Deaths darken fun weekend for skiers, snowboarders
After a winter of dry, balmy conditions, the splashy white product of last weekend’s storm was a welcome sight for skiers and snowboarders. But the hazards of deep snow became tragically apparent once again.
“Great snow brings lots of riders and skiers, but it also creates problems and increases the need for risk management,” said Bob Roberts, executive director of the California Ski Areas Association.
Three people at three different ski resorts were killed in accidents over the weekend and Monday.
Sunday, 54-year-old Yiwei Hu of Gold River died after falling into a deep hole in the snow created by an under-flow of water near Castle Creek at Sierra-at-Tahoe Ski Resort. Rescue teams from El Dorado County Search and Rescue tried to resuscitate Hu. He was pronounced dead at the scene.

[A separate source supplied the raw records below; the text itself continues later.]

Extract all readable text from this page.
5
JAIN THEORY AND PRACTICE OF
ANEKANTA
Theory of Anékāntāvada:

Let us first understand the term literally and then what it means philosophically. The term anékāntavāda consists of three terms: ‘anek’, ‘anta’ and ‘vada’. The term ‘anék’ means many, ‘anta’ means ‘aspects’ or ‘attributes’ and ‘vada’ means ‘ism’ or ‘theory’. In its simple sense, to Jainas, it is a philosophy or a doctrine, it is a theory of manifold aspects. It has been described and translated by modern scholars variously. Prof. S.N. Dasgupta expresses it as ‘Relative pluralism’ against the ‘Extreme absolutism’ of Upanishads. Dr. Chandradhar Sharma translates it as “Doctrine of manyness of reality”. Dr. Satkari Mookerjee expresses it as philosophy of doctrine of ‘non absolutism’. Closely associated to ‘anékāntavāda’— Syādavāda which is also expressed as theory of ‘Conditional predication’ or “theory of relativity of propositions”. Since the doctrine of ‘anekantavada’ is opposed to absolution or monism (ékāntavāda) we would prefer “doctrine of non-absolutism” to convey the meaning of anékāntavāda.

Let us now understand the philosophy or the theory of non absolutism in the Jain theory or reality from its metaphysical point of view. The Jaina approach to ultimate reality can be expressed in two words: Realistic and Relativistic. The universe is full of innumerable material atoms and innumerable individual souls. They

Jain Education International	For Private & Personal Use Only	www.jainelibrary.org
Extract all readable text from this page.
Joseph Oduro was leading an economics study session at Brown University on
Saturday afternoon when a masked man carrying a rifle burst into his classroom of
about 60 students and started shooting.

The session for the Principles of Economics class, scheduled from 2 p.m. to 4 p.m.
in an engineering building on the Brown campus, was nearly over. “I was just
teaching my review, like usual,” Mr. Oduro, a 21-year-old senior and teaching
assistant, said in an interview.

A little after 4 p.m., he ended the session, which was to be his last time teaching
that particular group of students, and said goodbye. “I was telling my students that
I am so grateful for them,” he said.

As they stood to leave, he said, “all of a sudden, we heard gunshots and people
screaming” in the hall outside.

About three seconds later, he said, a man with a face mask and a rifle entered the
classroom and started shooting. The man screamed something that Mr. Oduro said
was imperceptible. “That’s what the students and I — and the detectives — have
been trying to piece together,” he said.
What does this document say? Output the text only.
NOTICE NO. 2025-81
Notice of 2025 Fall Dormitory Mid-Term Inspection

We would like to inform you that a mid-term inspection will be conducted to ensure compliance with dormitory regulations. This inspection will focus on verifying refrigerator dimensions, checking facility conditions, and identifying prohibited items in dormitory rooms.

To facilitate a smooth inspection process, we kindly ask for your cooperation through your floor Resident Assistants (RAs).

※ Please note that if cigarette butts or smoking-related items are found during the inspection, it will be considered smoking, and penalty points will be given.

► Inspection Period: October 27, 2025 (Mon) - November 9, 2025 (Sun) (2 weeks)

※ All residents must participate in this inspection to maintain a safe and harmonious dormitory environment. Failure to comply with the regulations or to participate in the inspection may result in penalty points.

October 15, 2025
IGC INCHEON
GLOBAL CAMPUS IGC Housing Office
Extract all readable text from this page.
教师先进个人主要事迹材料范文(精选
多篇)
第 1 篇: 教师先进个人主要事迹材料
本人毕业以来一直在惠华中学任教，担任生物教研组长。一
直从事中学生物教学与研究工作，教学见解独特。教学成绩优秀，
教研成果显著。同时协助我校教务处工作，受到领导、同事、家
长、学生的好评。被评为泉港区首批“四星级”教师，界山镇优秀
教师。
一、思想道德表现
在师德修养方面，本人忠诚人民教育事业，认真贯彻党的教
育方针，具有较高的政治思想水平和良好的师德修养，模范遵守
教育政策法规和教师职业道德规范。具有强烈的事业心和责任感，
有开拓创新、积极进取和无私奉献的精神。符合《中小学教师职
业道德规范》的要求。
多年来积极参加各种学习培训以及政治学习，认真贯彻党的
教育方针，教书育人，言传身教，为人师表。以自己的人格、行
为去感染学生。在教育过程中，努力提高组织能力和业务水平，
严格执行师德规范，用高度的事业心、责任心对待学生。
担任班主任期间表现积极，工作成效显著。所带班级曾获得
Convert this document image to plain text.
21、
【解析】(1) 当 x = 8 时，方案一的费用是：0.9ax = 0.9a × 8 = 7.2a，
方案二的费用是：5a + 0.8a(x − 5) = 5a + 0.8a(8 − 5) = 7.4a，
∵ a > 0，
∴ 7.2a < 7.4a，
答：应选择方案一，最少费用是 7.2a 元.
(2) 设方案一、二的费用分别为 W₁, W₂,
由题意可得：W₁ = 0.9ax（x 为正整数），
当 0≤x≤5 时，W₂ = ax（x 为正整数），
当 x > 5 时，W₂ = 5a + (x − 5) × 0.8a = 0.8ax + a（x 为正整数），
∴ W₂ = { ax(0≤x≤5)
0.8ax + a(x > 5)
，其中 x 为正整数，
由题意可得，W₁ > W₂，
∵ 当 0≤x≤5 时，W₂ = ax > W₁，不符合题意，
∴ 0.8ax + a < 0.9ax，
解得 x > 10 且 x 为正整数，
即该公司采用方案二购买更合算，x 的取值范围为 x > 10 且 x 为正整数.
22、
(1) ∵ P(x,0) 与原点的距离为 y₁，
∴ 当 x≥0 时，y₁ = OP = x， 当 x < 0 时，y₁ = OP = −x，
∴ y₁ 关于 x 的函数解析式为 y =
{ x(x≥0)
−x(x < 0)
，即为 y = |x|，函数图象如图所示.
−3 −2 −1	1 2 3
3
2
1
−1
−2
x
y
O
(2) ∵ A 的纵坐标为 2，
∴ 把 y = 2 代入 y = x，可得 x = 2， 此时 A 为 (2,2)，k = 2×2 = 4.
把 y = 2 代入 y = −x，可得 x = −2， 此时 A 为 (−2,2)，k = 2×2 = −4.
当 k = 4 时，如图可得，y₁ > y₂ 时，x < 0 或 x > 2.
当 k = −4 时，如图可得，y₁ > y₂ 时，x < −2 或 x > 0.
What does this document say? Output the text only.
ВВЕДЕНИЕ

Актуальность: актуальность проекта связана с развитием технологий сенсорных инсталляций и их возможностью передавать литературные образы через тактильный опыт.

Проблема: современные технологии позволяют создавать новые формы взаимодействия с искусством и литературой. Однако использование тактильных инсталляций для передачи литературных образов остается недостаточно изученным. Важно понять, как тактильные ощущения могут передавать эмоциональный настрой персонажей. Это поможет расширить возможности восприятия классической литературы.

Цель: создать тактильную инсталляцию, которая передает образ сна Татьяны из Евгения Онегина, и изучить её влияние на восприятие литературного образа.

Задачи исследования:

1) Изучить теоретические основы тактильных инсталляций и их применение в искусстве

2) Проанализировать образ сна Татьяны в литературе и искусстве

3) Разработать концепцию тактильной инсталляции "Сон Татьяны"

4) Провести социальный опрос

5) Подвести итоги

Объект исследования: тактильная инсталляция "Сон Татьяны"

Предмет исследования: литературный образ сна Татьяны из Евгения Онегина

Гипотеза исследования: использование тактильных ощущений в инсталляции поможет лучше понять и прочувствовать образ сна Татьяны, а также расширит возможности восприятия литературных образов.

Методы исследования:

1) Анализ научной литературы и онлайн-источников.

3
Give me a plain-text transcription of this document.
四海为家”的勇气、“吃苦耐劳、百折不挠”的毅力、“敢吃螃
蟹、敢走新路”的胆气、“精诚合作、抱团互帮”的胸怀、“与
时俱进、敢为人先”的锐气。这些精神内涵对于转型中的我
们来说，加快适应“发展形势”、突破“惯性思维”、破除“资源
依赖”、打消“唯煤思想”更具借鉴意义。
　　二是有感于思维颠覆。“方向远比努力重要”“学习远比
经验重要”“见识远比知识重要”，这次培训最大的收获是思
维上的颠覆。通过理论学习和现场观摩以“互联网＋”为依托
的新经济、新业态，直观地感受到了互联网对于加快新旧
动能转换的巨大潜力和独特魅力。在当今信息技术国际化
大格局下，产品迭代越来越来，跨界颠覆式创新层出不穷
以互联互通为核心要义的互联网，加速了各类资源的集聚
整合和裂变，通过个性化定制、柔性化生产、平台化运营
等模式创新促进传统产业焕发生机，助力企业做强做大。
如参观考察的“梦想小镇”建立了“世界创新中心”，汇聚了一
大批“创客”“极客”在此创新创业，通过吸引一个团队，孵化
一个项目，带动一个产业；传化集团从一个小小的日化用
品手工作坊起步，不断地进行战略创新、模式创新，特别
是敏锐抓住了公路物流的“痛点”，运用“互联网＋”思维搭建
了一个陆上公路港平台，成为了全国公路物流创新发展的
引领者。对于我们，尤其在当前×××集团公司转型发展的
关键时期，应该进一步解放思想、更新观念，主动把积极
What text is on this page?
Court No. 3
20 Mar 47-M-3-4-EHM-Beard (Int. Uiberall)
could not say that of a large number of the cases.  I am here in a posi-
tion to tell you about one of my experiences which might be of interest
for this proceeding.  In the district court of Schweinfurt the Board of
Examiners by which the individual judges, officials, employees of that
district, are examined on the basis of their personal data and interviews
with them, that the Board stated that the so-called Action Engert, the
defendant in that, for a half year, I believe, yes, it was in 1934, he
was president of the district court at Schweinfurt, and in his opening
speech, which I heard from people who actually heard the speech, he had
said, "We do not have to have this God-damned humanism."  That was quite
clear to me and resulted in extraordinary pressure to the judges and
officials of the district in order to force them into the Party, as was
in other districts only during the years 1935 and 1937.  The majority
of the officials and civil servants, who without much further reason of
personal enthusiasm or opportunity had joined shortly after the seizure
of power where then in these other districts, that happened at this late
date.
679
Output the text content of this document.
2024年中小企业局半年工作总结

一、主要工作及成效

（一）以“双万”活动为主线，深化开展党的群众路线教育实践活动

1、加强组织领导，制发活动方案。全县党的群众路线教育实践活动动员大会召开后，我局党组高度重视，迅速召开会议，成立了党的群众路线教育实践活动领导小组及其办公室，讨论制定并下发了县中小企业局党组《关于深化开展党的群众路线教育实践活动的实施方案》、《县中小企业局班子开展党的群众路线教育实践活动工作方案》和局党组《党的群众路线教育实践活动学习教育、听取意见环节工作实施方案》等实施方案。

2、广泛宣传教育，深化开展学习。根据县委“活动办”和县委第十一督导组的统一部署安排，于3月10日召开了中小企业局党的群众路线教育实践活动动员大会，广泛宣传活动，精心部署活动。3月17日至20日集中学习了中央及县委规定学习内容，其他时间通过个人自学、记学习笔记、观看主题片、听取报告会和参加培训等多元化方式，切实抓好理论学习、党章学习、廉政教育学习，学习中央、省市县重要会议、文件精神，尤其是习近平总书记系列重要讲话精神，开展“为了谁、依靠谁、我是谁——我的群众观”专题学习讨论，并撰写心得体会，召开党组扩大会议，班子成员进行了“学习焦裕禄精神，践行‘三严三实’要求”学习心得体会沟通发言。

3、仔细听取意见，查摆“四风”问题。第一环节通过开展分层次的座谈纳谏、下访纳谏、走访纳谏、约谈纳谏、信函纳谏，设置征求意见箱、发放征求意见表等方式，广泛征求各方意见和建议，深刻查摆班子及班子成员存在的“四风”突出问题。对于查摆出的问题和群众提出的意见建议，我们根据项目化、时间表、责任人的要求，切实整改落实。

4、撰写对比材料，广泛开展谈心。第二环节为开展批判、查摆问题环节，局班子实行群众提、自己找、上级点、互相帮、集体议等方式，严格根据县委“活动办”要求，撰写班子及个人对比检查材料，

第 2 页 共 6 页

Also Sunday, Kynan Stanners, 30, suffocated to death after falling headfirst into deep snow at China Peak Mountain Resort, south of Yosemite National Park, the Associated Press reports.
On Monday, Sugar Bowl Resort employee Justin McCollum, 20, fell headfirst into a tree well at the ski area. According to a press release, ski patrol performed First Aid and transported McCollum to the base area, where a helicopter and paramedics were standing by to provide emergency transport. He was pronounced dead before transport.
Though riddled with tragedy, thousands of people flocked to Lake Tahoe to hit the slopes for the weekend. Some resorts reported the storm dropped the most new snow and made for one of the busiest weekends of the season.
“All this snow has allowed us to open Killebrew Canyon,” Heavenly Mountain Resort general manager Pete Sonntag said in a statement. “This storm has set us up for incredible spring skiing and riding all the way through the end of the season.”
Heavenly received 63 inches of snow throughout the storm, according to the resort’s snow report.
Kirkwood Mountain Resort got 109 inches with snow falling through Monday. Hoots echoed through the lift lines Sunday as ski patrol opened fresh terrain through the day.
“Mother Nature brought it back. You couldn’t have asked for a better system,” said Kirkwood spokesman Kevin “Coop” Cooper. “The mountain looks like it’s been repainted.”
In the afternoon, a small avalanche in the Sentinel Bowl trapped a pair of skiers. One of them was able to escape and ski for help. Ski patrol unburied the other skier, who was then taken to the hospital with minor injuries, according to the Associated Press.
Sierra-at-Tahoe received 72 inches of new snow.
Thursday, before the storm, skier Scott Fritz of Reno died in a skiing accident at Northstar California. A spokeswoman for the Placer County Sheriff’s Office said no one witnessed the accident and Fritz most likely struck a tree, according to various reports. He was wearing a helmet, according to Northstar.